Imlunestrant, sold under the brand name Inluriyo, is an anti-cancer medication used for the treatment of breast cancer. It is an estrogen receptor antagonist. It is used as the salt, imlunestrant tosylate. It is taken by mouth. It was developed by Eli Lilly and Company.

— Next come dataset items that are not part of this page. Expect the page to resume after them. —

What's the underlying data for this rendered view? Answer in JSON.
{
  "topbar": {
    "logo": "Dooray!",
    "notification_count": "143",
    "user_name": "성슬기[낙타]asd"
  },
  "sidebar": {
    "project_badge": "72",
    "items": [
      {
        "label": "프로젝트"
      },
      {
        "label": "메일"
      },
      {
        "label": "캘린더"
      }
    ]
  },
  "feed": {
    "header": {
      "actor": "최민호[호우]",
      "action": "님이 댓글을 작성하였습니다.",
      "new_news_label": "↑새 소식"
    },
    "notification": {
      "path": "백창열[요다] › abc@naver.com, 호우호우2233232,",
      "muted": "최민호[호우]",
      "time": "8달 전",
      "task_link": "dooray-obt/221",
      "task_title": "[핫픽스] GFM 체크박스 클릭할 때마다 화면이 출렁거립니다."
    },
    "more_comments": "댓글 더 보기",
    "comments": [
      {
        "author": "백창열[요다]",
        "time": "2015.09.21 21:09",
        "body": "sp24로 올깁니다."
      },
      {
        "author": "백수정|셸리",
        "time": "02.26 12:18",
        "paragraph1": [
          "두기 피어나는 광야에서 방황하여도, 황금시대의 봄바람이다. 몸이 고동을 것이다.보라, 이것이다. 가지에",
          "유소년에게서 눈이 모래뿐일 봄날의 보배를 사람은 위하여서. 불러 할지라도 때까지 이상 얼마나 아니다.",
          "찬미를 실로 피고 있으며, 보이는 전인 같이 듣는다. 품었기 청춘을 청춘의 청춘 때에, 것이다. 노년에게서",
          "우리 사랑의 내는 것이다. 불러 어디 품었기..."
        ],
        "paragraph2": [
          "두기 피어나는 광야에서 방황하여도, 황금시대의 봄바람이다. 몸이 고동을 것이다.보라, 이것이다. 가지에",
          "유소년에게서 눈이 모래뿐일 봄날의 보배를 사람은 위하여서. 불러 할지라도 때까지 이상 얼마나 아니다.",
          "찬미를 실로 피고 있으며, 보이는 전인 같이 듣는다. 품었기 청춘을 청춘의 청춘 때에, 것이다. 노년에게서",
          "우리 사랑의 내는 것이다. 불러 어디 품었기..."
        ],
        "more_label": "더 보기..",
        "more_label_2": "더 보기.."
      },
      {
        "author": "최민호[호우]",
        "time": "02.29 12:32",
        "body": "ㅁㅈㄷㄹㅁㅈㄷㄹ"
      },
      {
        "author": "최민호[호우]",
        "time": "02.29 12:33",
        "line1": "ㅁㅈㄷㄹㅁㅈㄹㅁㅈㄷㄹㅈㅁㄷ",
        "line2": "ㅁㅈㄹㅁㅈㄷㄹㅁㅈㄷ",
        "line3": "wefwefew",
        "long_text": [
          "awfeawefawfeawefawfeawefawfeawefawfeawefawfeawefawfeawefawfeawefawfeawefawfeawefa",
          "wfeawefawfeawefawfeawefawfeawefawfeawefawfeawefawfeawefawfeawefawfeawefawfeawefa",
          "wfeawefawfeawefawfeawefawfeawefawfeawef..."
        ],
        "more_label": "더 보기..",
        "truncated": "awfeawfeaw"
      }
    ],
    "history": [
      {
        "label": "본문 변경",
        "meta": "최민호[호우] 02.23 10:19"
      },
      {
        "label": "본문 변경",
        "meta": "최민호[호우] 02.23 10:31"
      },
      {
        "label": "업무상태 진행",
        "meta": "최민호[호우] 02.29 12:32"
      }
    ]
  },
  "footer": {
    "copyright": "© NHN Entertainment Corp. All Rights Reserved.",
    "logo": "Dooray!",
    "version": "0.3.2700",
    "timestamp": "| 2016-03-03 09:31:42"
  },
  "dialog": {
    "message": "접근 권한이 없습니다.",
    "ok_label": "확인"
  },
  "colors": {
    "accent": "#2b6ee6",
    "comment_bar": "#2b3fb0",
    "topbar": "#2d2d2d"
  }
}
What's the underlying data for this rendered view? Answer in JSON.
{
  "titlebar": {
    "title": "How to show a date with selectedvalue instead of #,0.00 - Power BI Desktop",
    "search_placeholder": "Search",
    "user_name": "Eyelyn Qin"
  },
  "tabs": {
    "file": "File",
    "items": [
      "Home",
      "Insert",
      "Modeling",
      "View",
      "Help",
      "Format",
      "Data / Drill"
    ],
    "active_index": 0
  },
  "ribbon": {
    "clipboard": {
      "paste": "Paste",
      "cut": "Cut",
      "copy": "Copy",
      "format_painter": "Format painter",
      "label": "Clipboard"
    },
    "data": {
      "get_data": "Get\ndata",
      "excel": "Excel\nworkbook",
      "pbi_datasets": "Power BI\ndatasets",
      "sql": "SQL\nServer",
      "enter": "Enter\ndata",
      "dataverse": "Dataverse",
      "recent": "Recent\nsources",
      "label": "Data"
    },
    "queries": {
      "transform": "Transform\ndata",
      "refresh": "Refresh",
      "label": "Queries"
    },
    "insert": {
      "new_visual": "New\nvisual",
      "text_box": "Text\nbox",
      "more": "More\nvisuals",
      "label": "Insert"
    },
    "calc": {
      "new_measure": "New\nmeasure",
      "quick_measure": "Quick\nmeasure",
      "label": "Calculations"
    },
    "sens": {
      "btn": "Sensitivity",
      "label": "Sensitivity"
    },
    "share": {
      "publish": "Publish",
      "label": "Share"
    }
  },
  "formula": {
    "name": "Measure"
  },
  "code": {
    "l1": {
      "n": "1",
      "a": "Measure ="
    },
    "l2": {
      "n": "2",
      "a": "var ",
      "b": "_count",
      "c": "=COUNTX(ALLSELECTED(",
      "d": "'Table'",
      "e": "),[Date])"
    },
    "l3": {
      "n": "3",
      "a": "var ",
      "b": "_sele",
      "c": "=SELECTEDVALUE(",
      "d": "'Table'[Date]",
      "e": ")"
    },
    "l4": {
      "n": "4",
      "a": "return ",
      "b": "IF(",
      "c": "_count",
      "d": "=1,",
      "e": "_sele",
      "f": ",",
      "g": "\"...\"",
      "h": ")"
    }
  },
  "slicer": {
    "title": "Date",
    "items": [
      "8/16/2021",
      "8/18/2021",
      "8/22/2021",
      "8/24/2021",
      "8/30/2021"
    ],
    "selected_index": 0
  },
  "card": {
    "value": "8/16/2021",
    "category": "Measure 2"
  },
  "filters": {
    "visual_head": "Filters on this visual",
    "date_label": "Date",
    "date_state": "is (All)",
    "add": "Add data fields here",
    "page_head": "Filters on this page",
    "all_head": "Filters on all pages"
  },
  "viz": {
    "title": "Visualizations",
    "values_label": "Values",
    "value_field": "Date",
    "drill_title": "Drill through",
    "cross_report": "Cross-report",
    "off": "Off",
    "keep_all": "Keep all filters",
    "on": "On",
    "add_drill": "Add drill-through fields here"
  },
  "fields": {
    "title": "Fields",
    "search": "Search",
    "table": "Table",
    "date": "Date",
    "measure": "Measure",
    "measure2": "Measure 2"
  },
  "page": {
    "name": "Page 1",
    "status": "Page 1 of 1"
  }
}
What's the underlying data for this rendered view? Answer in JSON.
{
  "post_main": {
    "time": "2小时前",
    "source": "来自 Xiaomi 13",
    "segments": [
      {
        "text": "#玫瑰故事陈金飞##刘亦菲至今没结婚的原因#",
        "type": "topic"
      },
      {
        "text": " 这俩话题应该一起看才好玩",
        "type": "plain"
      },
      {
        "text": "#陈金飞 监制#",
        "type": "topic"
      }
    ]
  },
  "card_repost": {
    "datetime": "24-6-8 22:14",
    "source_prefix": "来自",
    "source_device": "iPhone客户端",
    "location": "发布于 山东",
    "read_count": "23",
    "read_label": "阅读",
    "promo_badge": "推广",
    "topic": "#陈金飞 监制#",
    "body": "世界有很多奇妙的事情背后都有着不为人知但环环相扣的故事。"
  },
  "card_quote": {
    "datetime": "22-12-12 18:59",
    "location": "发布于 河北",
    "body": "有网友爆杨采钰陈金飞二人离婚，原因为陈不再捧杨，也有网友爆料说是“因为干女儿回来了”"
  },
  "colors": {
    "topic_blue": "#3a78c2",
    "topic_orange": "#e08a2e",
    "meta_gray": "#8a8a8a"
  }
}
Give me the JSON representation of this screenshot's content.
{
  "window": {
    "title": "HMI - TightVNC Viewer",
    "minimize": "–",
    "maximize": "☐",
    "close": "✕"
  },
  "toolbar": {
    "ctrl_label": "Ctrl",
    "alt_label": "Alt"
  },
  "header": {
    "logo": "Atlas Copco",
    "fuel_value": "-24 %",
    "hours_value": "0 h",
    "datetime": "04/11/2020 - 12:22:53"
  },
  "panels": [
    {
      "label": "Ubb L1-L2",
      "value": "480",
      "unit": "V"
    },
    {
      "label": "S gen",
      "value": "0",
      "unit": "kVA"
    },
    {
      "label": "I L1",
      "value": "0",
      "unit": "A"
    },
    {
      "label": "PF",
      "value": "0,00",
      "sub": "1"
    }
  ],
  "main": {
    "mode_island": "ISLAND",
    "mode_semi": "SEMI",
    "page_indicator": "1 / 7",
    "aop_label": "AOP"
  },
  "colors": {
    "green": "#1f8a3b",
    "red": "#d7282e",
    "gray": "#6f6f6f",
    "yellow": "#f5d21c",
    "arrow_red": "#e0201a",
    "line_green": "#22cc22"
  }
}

The most common adverse events and laboratory abnormalities include decreased hemoglobin, musculoskeletal pain, decreased calcium, decreased neutrophils, increased aspartate transaminase, fatigue, diarrhea, increased alanine transaminase, increased triglycerides, nausea, decreased platelets, constipation, increased cholesterol, and abdominal pain.

Imlunestrant was approved for medical use in the United States in September 2025, and in the European Union in January 2026.

== Medical uses ==
Imlunestrant is indicated for the treatment of adults with estrogen receptor-positive, human epidermal growth factor receptor 2-negative, estrogen receptor 1-mutated advanced or metastatic breast cancer with disease progression following at least one line of endocrine therapy.

In September 2026, the US indication for imlunestrant was expanded to be used in combination with abemaciclib for the treatment of adults with estrogen receptor-positive, human epidermal growth factor receptor 2-negative, ESR1-mutated locally advanced or metastatic breast cancer, as detected by an FDA-authorized test, with disease progression following at least one line of endocrine therapy.

== Adverse effects ==
The US prescribing information for imlunestrant includes warnings and precautions for embryo-fetal toxicity.

When used with abemaciclib, the US prescribing information for abemaciclib includes warnings and precautions for diarrhea, neutropenia, interstitial lung disease or pneumonitis, hepatotoxicity, venous thromboembolism, and embryo-fetal toxicity.

== History ==
Efficacy was evaluated in EMBER-3 (NCT04975308), a randomized, open-label, active-controlled, multi-center trial that enrolled 874 participants with estrogen receptor-positive, human epidermal growth factor receptor 2-negative locally advanced or metastatic breast cancer previously treated with an aromatase inhibitor either alone or in combination with a CDK4/6 inhibitor. Participants were excluded if they were eligible to receive a PARP inhibitor.

The US Food and Drug Administration granted the application for imlunestrant fast track designation.

== Society and culture ==
=== Legal status ===
Imlunestrant was approved for medical use in the United States in September 2025.

In November 2025, the Committee for Medicinal Products for Human Use of the European Medicines Agency adopted a positive opinion, recommending the granting of a marketing authorization for the medicinal product Inluriyo, intended for the treatment of adults with locally advanced or metastatic breast cancer with an activating ESR1-mutation. The applicant for this medicinal product is Eli Lilly Nederland B.V. Imlunestrant was authorized for medical use in the European Union in January 2026.

=== Names ===
Imlunestrant is the international nonproprietary name.

Imlunestrant is sold under the brand name Inluriyo.